From the Collections posts

Dried coral specimen with a handwritten tag attached.

Catalog no. AMNH_IZC 00157712

© AMNH/E. Rezes


You don’t have to go for a swim to see spectacular examples of coral right here in New York City. Elkorn and staghorn coral collected in the 1920s can be seen in the Milstein Hall of Ocean Life in the two-story diorama of the Andros Coral Reef in the Bahamas, curated by Roy Waldo Miner. Completed in 1935, with a background painting based on underwater sketches, the display is a unique picture of the reef at its most vibrant. 

But that’s just a sampling. Tucked among the Museum’s invertebrate zoology collections are 4,000 coral specimens, some of which date back to the late 1800s.
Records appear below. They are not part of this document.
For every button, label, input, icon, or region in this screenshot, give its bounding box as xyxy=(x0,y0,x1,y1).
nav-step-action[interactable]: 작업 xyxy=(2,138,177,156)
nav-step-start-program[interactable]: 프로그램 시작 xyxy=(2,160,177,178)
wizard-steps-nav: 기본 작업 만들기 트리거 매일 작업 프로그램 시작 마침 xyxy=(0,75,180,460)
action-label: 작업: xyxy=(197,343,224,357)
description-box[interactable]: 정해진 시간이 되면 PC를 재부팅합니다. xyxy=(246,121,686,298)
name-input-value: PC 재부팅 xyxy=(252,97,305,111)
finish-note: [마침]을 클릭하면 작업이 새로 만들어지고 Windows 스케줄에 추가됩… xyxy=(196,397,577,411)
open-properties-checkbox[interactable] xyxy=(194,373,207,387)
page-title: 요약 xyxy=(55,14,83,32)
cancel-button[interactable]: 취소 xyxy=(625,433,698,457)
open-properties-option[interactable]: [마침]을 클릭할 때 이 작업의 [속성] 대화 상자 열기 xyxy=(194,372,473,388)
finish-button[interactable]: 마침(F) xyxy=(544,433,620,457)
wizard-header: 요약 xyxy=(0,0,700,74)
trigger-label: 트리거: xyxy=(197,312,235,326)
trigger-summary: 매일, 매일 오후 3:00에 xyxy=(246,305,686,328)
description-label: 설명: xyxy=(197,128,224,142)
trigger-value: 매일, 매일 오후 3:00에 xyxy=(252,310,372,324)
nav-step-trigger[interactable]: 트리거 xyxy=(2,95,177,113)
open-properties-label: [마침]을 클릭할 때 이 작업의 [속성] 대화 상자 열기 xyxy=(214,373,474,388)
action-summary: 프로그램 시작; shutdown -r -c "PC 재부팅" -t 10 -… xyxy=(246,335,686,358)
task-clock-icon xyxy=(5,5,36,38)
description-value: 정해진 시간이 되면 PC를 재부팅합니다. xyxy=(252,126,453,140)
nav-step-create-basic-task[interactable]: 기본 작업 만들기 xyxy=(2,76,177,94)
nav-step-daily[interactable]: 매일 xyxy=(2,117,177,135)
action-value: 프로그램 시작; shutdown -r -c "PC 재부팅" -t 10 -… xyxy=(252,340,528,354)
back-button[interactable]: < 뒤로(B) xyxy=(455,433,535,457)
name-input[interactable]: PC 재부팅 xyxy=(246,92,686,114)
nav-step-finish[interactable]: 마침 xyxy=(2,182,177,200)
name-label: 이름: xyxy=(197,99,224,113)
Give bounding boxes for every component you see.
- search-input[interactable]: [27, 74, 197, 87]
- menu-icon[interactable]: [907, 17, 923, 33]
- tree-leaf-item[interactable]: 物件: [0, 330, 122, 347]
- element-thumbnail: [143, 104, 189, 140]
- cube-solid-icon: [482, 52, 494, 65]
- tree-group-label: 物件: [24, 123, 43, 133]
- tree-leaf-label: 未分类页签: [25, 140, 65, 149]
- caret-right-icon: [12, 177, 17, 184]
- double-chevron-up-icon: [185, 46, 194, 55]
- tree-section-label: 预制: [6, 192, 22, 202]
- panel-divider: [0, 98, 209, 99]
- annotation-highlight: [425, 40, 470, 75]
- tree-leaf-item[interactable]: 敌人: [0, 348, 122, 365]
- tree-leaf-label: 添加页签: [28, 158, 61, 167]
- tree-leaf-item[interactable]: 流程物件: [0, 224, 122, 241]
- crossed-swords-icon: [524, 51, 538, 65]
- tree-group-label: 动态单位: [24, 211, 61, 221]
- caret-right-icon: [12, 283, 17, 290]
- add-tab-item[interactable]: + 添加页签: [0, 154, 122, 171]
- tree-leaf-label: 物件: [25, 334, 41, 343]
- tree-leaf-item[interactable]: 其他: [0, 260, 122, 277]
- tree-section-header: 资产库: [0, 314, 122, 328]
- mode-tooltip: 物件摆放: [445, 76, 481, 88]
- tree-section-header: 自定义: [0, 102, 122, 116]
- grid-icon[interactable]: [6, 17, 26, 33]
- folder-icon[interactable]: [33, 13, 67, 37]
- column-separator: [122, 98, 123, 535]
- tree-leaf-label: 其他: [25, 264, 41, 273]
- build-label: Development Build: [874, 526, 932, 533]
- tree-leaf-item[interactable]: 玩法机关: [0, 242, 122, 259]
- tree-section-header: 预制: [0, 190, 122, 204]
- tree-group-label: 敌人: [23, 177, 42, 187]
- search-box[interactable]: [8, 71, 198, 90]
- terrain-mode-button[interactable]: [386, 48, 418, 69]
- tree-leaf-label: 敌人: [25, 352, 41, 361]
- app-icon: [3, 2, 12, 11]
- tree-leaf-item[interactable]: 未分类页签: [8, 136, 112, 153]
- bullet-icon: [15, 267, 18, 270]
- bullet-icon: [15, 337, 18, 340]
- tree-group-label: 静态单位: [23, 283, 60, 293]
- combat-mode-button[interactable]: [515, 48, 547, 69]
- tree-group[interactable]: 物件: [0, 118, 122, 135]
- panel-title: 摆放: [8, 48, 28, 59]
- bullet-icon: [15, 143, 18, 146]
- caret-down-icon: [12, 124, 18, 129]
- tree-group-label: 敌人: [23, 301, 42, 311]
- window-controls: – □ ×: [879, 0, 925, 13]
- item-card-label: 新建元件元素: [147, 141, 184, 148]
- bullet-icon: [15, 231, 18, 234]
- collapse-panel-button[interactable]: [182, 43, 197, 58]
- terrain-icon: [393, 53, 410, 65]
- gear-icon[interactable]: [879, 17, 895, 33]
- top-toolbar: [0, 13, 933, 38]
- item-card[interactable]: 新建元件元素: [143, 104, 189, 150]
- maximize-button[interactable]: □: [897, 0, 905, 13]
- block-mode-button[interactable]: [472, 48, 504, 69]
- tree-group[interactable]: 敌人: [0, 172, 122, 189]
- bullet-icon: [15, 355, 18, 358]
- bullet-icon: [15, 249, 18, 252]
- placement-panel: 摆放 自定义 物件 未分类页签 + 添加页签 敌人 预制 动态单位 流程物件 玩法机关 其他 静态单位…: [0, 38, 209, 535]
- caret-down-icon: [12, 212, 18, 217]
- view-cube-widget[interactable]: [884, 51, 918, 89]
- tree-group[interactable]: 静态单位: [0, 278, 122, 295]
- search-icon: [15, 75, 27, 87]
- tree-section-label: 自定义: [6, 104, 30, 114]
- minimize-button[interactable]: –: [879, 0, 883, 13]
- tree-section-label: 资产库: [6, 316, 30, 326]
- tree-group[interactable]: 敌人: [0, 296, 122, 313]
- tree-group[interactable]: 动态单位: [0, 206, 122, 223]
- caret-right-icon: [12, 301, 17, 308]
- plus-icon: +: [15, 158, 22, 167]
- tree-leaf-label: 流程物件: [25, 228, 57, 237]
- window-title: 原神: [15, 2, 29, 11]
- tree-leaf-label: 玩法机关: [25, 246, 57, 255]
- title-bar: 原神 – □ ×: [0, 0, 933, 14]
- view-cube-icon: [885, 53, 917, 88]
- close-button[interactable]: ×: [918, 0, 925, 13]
The Museum recently embarked on a three-year project, with a grant from the Institute of Museum and Library Services, to conserve, rehouse, and document the holdings, which include specimens such as this elkhorn coral (Acropora palmata). 
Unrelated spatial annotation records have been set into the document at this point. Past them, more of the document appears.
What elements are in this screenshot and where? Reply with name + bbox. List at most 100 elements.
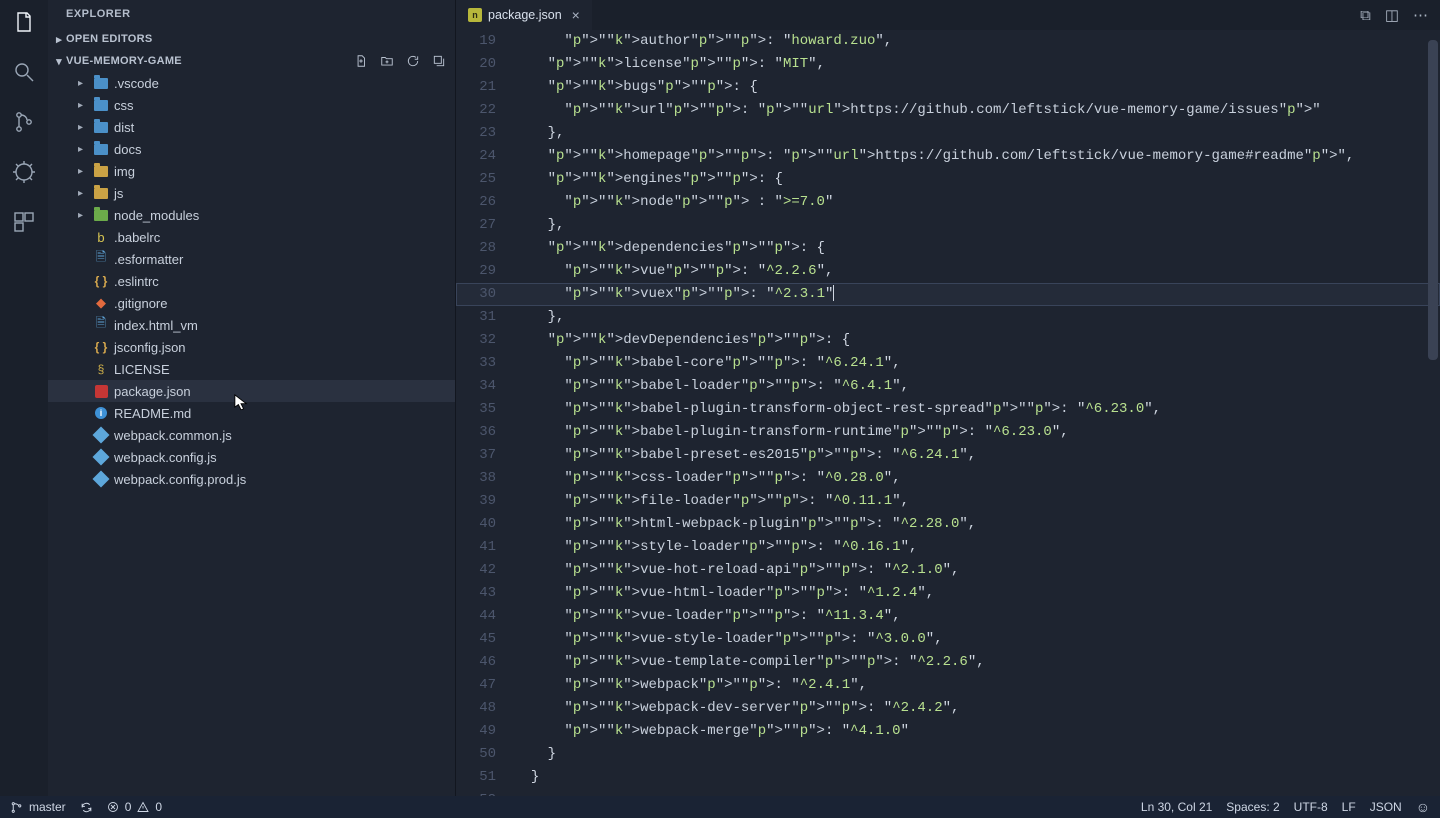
code-line[interactable]: 30 "p">""k">vuex"p">""p">: "^2.3.1" [456,283,1440,306]
problems[interactable]: 0 0 [107,800,162,814]
code-text: "p">""k">homepage"p">""p">: "p">""url">h… [514,145,1440,168]
tab-package-json[interactable]: n package.json × [456,0,592,30]
collapse-all-icon[interactable] [431,53,447,69]
code-line[interactable]: 27 }, [456,214,1440,237]
code-text: "p">""k">file-loader"p">""p">: "^0.11.1"… [514,490,1440,513]
minimap[interactable] [1424,30,1438,796]
code-line[interactable]: 22 "p">""k">url"p">""p">: "p">""url">htt… [456,99,1440,122]
line-number: 48 [456,697,514,720]
line-number: 31 [456,306,514,329]
refresh-icon[interactable] [405,53,421,69]
code-text: } [514,743,1440,766]
code-line[interactable]: 45 "p">""k">vue-style-loader"p">""p">: "… [456,628,1440,651]
indent[interactable]: Spaces: 2 [1226,800,1279,814]
json-icon: { } [92,340,110,354]
close-tab-icon[interactable]: × [572,7,580,23]
code-line[interactable]: 44 "p">""k">vue-loader"p">""p">: "^11.3.… [456,605,1440,628]
line-number: 41 [456,536,514,559]
line-number: 46 [456,651,514,674]
split-editor-icon[interactable]: ◫ [1385,6,1399,24]
folder-row[interactable]: ▸docs [48,138,455,160]
explorer-icon[interactable] [10,8,38,36]
code-line[interactable]: 47 "p">""k">webpack"p">""p">: "^2.4.1", [456,674,1440,697]
code-line[interactable]: 37 "p">""k">babel-preset-es2015"p">""p">… [456,444,1440,467]
code-line[interactable]: 21 "p">""k">bugs"p">""p">: { [456,76,1440,99]
code-line[interactable]: 49 "p">""k">webpack-merge"p">""p">: "^4.… [456,720,1440,743]
file-row[interactable]: 🗎.esformatter [48,248,455,270]
minimap-thumb[interactable] [1428,40,1438,360]
code-line[interactable]: 26 "p">""k">node"p">""p"> : ">=7.0" [456,191,1440,214]
code-line[interactable]: 39 "p">""k">file-loader"p">""p">: "^0.11… [456,490,1440,513]
file-row[interactable]: b.babelrc [48,226,455,248]
code-line[interactable]: 25 "p">""k">engines"p">""p">: { [456,168,1440,191]
code-line[interactable]: 35 "p">""k">babel-plugin-transform-objec… [456,398,1440,421]
folder-row[interactable]: ▸img [48,160,455,182]
code-line[interactable]: 28 "p">""k">dependencies"p">""p">: { [456,237,1440,260]
code-line[interactable]: 41 "p">""k">style-loader"p">""p">: "^0.1… [456,536,1440,559]
file-row[interactable]: webpack.config.js [48,446,455,468]
code-line[interactable]: 33 "p">""k">babel-core"p">""p">: "^6.24.… [456,352,1440,375]
code-line[interactable]: 36 "p">""k">babel-plugin-transform-runti… [456,421,1440,444]
search-icon[interactable] [10,58,38,86]
new-file-icon[interactable] [353,53,369,69]
line-number: 30 [456,283,514,306]
project-panel[interactable]: ▾VUE-MEMORY-GAME [48,50,455,72]
chevron-right-icon: ▸ [78,100,92,111]
language-mode[interactable]: JSON [1370,800,1402,814]
line-number: 21 [456,76,514,99]
git-branch[interactable]: master [10,800,66,814]
code-line[interactable]: 32 "p">""k">devDependencies"p">""p">: { [456,329,1440,352]
folder-row[interactable]: ▸node_modules [48,204,455,226]
file-row[interactable]: { }.eslintrc [48,270,455,292]
file-row[interactable]: package.json [48,380,455,402]
sync-icon[interactable] [80,801,93,814]
code-line[interactable]: 50 } [456,743,1440,766]
code-line[interactable]: 24 "p">""k">homepage"p">""p">: "p">""url… [456,145,1440,168]
feedback-icon[interactable]: ☺ [1416,799,1430,815]
code-line[interactable]: 23 }, [456,122,1440,145]
line-number: 44 [456,605,514,628]
code-text: "p">""k">vue-hot-reload-api"p">""p">: "^… [514,559,1440,582]
code-line[interactable]: 42 "p">""k">vue-hot-reload-api"p">""p">:… [456,559,1440,582]
file-row[interactable]: 🗎index.html_vm [48,314,455,336]
code-line[interactable]: 48 "p">""k">webpack-dev-server"p">""p">:… [456,697,1440,720]
file-row[interactable]: webpack.config.prod.js [48,468,455,490]
code-line[interactable]: 52 [456,789,1440,796]
code-line[interactable]: 46 "p">""k">vue-template-compiler"p">""p… [456,651,1440,674]
editor-scroll[interactable]: 19 "p">""k">author"p">""p">: "howard.zuo… [456,30,1440,796]
code-line[interactable]: 29 "p">""k">vue"p">""p">: "^2.2.6", [456,260,1440,283]
file-row[interactable]: §LICENSE [48,358,455,380]
file-row[interactable]: { }jsconfig.json [48,336,455,358]
file-icon: 🗎 [92,248,110,270]
folder-row[interactable]: ▸.vscode [48,72,455,94]
more-actions-icon[interactable]: ⋯ [1413,6,1428,24]
source-control-icon[interactable] [10,108,38,136]
debug-icon[interactable] [10,158,38,186]
folder-row[interactable]: ▸css [48,94,455,116]
cursor-position[interactable]: Ln 30, Col 21 [1141,800,1212,814]
file-row[interactable]: webpack.common.js [48,424,455,446]
code-line[interactable]: 20 "p">""k">license"p">""p">: "MIT", [456,53,1440,76]
compare-icon[interactable]: ⧉ [1360,7,1371,24]
extensions-icon[interactable] [10,208,38,236]
file-row[interactable]: iREADME.md [48,402,455,424]
code-line[interactable]: 51 } [456,766,1440,789]
code-line[interactable]: 38 "p">""k">css-loader"p">""p">: "^0.28.… [456,467,1440,490]
npm-icon [92,385,110,398]
code-line[interactable]: 40 "p">""k">html-webpack-plugin"p">""p">… [456,513,1440,536]
folder-row[interactable]: ▸dist [48,116,455,138]
eol[interactable]: LF [1342,800,1356,814]
code-line[interactable]: 43 "p">""k">vue-html-loader"p">""p">: "^… [456,582,1440,605]
folder-row[interactable]: ▸js [48,182,455,204]
folder-icon [92,144,110,155]
file-row[interactable]: ◆.gitignore [48,292,455,314]
code-line[interactable]: 19 "p">""k">author"p">""p">: "howard.zuo… [456,30,1440,53]
open-editors-panel[interactable]: ▸OPEN EDITORS [48,28,455,50]
chevron-right-icon: ▸ [78,166,92,177]
code-text: "p">""k">babel-core"p">""p">: "^6.24.1", [514,352,1440,375]
code-line[interactable]: 34 "p">""k">babel-loader"p">""p">: "^6.4… [456,375,1440,398]
code-line[interactable]: 31 }, [456,306,1440,329]
code-text: "p">""k">webpack-dev-server"p">""p">: "^… [514,697,1440,720]
new-folder-icon[interactable] [379,53,395,69]
encoding[interactable]: UTF-8 [1294,800,1328,814]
Collected in the Bahamas in 1942, this specimen offers researchers a window into a time when elkhorn coral was one of the most abundant species in the Caribbean. Along with its close relative, staghorn coral, elkhorn coral is considered to be a key reef builder, and the fast-growing, large branches that inspired its name create crucial habitats for many reef species.

 

Chris Olsen and Bruce Brunner stand inside a diorama containing coral specimens that are twice their height in size.

Chris Olsen and Bruce Brunner working on coral reef diorama, Hall of Ocean Life, 1934.

© AMNH Library/ 314553


But since the 1980s, multiple threats—including coral disease, bleaching from warming waters, overfishing, pollution, and damage from hurricanes—have led to devastating losses, estimated at 95 percent in some locales.

And while it’s too soon to gauge the long-term effects of the severe hurricanes that hit the Caribbean last fall, the risks to coral reefs posed by the storms are real. Pounding waves can break reefs apart, and runoff from flooding introduces pollutants and smothering silt. There is, however, a chance that cooler water dredged up from the deep might offer relief from bleaching.  

In addition to several coral diseases—white pox, white band, and black band among them—coral bleaching remains a grave threat. Elkhorn corals obtain their brilliant hues from microscopic algae-like protozoa called zooxanthellae that feed coral polyps with nutrients through photosynthesis. Under the stress of above-average water temperatures, zooxanthellae are expelled, and the loss of food from photosynthesis leaves them weak and more susceptible to disease. “They go into a spiral that is not very good for them,” explains Estefanía Rodríguez, associate curator in the Division of Invertebrate Zoology and an expert on Cnidaria, the phylum that includes corals, jellyfish, and anemones. 

Elkhorn coral was placed on the Critically Endangered Species List in 2008 by the International Union for Conservation of Nature (IUCN). David Obura, chair of the IUCN, warned in late September 2017 in the journal Science that the Paris Agreement’s aim to keep the rise in global temperature well below 2°C is “the only chance for coral reef survival.” He urged “action on an unprecedented scale” to curb greenhouse emissions, pollution, and overfishing, and to accelerate genetic research on heat-resistant corals. 

For scientists looking to understand how environmental conditions affect corals, and for ways to protect them, the Museum’s collection is an invaluable resource. “All corals are actually threatened,” says Dr. Rodríguez. “And some are not there anymore. So, if we want to know what was there, and what actually made them disappear, this collection is crucial.”